We realized that the depth of the call chain plays an important role in how much positive impact redundancy has to overall availability. So we thought about giving the UI tier a peer in a CDN, that ensures that Ulrike at least can view the UI and look at all the things she already has in her browser cache. We could extend this concept further by queuing comment adds in the browser, so that Ulrike is less likely to notice that comments can’t be saved right now.
Which of these failure modes is referenced directly or indirectly in the SLA, depends on the value of the capability that the service brings to the platform. After all, Charly bought a Data Science offering and not just a comment service.

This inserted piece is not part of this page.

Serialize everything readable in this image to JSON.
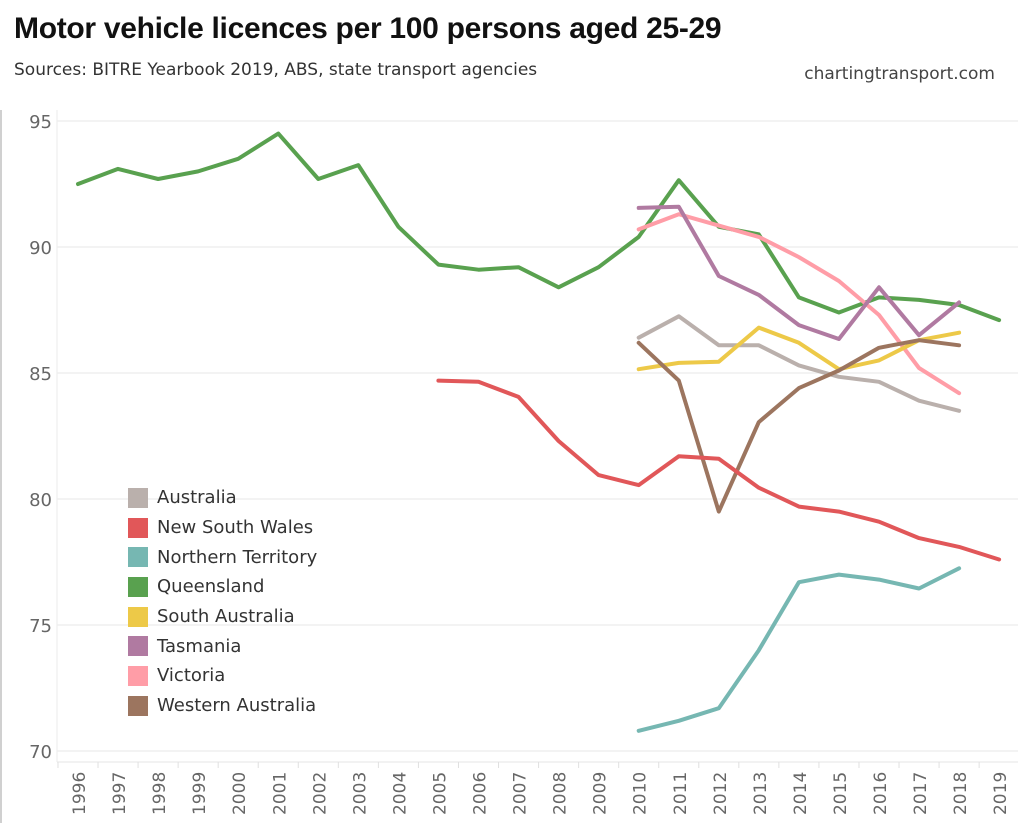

On the specific case of comments and their relation to the overall offering, we should take graceful degradation into account in the SLA. The SLA shouldn’t declare the platform as unavailable when the comments service is down. We should focus on what we declare essential to delivering the value of the platform (E.g. Notebooks, Spark). These essential features must be available in high degradation modes. This means running these services is more expensive, but Theo can make an informed decision about the cost associated.
For reasons like disaster recovery, the eventual goal is deploying into multiple regions. While this has the highest cost associated, it also has the biggest impact on availability. One aspect we omitted so far is failure domains. Every region is a failure domain, so running active/active in at least two domains decouples us from any problems that may occur at a region level. Active/active also imposes new challenges on our services related to consistency of persistent state. Let’s do the math on what availability of our comments service looks like if we would deploy to two regions and run active/active. Requests will only fail if both regions are down at the same time, which produces decent availability in the range of three nines.